PostWysłany: Wto 1:42, 19 Lip 2022    Temat postu: [M] Odpowiednie argumenty (fandom: Bridgertonowie)

Odpowiednie argumenty
Oczywiście Colin jest już dorosły i matka nie może mu tak naprawdę niczego zabronić – nie, żeby nie miała na to ochoty, ale chyba sama dobrze wie, że decyzja o tym, dokąd i na jak długo wybiera się jej syn, nie leży już w jej rękach.
Tak prosto brzmi to przynajmniej w teorii, ale rzeczywistość niestety jak zawsze się z nią rozmija. Colin prędko przekonuje się, że matka może i nie ma prawa mu niczego zakazać, ale może zrobić wiele innych rzeczy, żeby odwieść go od powziętego pomysłu – na przykład zamienić jego życie w piekło.
Naturalnie niczego konkretnego nie sposób jej zarzucić. W końcu co niewłaściwego jest w dzieleniu się – co najmniej dwa razy dziennie – opowieściami o biednej lady takiej czy owakiej, której mąż, syn, a może brat wybrał się ostatnio w zagraniczną podróż i spotkały go same nieszczęścia, a w co drugim przypadku w ogóle z niej nie wrócił?
Początkowo Colin próbuje obracać te historie w żart, wytykając przesadę i dopytując, czy te podróże nie miały aby wojskowego charakteru, skoro skończyły się tak fatalnie. Wtedy jednak matka sięga po swoją kolejną broń – dramatycznym gestem przyciska dłoń do piersi, sięga po wachlarz i informuje, że uważa podobne uwagi za zupełnie niestosowne. Po mniej więcej piątym Nie tak cię wychowałam, Colinie Bridgertonie! staje się jasnym, że ignorowanie historii opowieści o feralnych podróżnikach będzie dużo bezpieczniejszą strategią.
Drugim ulubionym tematem, oprócz czyhających poza Anglią zagrożeń, do którego matka wraca z upodobaniem, jest sens podróży jako takich – a raczej jego brak. Colin dawno już uznał za próżny wysiłek liczenie, ile razy matka pytała, po co właściwie zamierza gdziekolwiek jechać – w końcu z całą pewnością w Londynie będzie się działo wtedy mnóstwo interesujących rzeczy, a poza tym, nie ukrywajmy, każdy doskonale wie, że jest tu dużo ładniej niż w jakiejś barbarzyńskiej Grecji!

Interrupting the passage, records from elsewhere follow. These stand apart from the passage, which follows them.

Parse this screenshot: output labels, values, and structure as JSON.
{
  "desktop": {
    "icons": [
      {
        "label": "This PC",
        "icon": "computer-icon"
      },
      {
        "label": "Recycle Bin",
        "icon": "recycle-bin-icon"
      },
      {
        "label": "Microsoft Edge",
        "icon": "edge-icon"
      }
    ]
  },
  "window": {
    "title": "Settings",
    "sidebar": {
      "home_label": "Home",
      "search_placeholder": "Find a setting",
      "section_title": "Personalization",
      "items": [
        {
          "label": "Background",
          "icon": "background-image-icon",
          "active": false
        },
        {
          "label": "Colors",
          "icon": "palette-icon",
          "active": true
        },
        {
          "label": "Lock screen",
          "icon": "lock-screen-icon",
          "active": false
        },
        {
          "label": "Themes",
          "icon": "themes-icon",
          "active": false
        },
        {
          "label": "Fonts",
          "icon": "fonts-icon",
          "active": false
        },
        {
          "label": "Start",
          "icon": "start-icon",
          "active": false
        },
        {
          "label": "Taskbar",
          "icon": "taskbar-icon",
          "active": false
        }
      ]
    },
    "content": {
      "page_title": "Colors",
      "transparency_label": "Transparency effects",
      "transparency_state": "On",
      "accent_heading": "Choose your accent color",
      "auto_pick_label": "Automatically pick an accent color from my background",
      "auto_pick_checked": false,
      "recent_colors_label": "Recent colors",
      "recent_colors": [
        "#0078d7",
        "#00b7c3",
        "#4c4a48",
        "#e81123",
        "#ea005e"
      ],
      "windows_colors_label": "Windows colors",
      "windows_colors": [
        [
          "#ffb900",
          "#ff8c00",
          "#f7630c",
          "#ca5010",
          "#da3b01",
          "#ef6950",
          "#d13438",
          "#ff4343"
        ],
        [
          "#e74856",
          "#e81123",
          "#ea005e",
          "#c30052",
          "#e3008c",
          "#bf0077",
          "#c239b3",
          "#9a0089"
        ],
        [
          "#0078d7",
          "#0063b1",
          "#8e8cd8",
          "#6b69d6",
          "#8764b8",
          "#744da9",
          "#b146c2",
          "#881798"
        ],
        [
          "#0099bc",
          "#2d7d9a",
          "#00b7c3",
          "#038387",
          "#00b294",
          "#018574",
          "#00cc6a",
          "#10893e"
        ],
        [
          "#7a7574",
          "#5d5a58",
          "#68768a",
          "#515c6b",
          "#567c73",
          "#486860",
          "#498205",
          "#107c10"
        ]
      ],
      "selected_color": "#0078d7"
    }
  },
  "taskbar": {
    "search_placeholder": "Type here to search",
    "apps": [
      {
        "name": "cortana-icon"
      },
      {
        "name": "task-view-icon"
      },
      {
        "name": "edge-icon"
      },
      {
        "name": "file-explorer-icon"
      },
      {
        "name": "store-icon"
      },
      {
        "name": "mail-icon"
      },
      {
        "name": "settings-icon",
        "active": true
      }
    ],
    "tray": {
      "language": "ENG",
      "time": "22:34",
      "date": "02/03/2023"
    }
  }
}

I choć pyta o to co i rusz, w gruncie rzeczy nie zamierza niestety przyjąć odpowiedzi do wiadomości – każdy zaproponowany cel uznaje za niewarty zachodu i niedostateczny, a na nieśmiałą sugestię, że Grecja z samej swojej definicji barbarzyńska być nie może, matka rzuca Colinowi spojrzenie wyraźnie mówiące, że bardzo żałuje, że kiedykolwiek posłała go do szkoły, a potem – jakżeby inaczej – zaczyna się ostentacyjnie wachlować.
Rozłożenie wachlarza jest zresztą w jej mniemaniu najwyraźniej właściwą reakcją na wszystko. Za każdym razem, gdy Colin ośmieli się choćby wspomnieć o swoich planach, matka z głęboko zrozpaczoną miną ucieka spojrzeniem w bok i wachluje się tak energicznie, jakby tylko to ratowało ją przed omdleniem (gdyby organizowano zawody w najefektowniej udawanej słabości, nawet Cressida Cowper nie zdołałaby odebrać matce zwycięstwa). Jej gesty są tak wymowne, że nie musi już nawet mówić, jak bardzo ranią ją pomysły Colina – co jeszcze nie znaczy, że mówić tego nie zamierza.
– To jest zupełnie nie do zniesienia – żali się więc Colin któregoś dnia, ledwie matka znika za progiem (pewnie po to, by zdobyć trochę świeżych opowieści o niebezpieczeństwach czających się za granicą). – Jak tak dalej pójdzie, to naprawdę zdoła mi ten wyjazd do reszty zohydzić.
– To nie jedź. – Na radę starszego brata, wypowiedzianą obojętnym tonem gdzieś zza gazety, zawsze można liczyć.
Colin wzdycha z irytacją.
– Przecież wiesz, że nie o to chodzi – mówi. – Po prostu chciałbym, żeby przestała mi rzucać kłody pod nogi.
– Powiedz jej, że namyśliłeś się i zaręczyłeś się jednak ponownie z panną Thompson. Wtedy sama będzie nalegać, żebyś wyjechał czym prędzej. – Rady nieco mniej starszego brata, wygłaszane z rozbawieniem gdzieś zza szkicownika, wcale nie są lepsze.
– Bardzo śmieszne – prycha Colin. – Jak zwykle bawicie się moim kosztem. Gdyby to was się tak uczepiła, nie byłoby już wam tak do śmiechu.
Benedict wzrusza ramionami, chyba nieszczególnie poczuwając się do winy.
– A próbowałeś z nią porozmawiać tak na poważnie? – pyta, mimo wszystko już trochę bardziej rzeczowym tonem. – Wytłumaczyć, że nie jedziesz, żeby jej zrobić na złość?
– Oczywiście, że próbowałem – wzdycha Colin. – Tyle że nic to nie dało.
Benedict w końcu na moment odrywa się od swoich bazgrołów i rzuca bratu zaintrygowane spojrzenie.
– A co na to powiedziała?
Colin wzrusza ramionami, bo odpowiedź jest boleśnie przewidywalna.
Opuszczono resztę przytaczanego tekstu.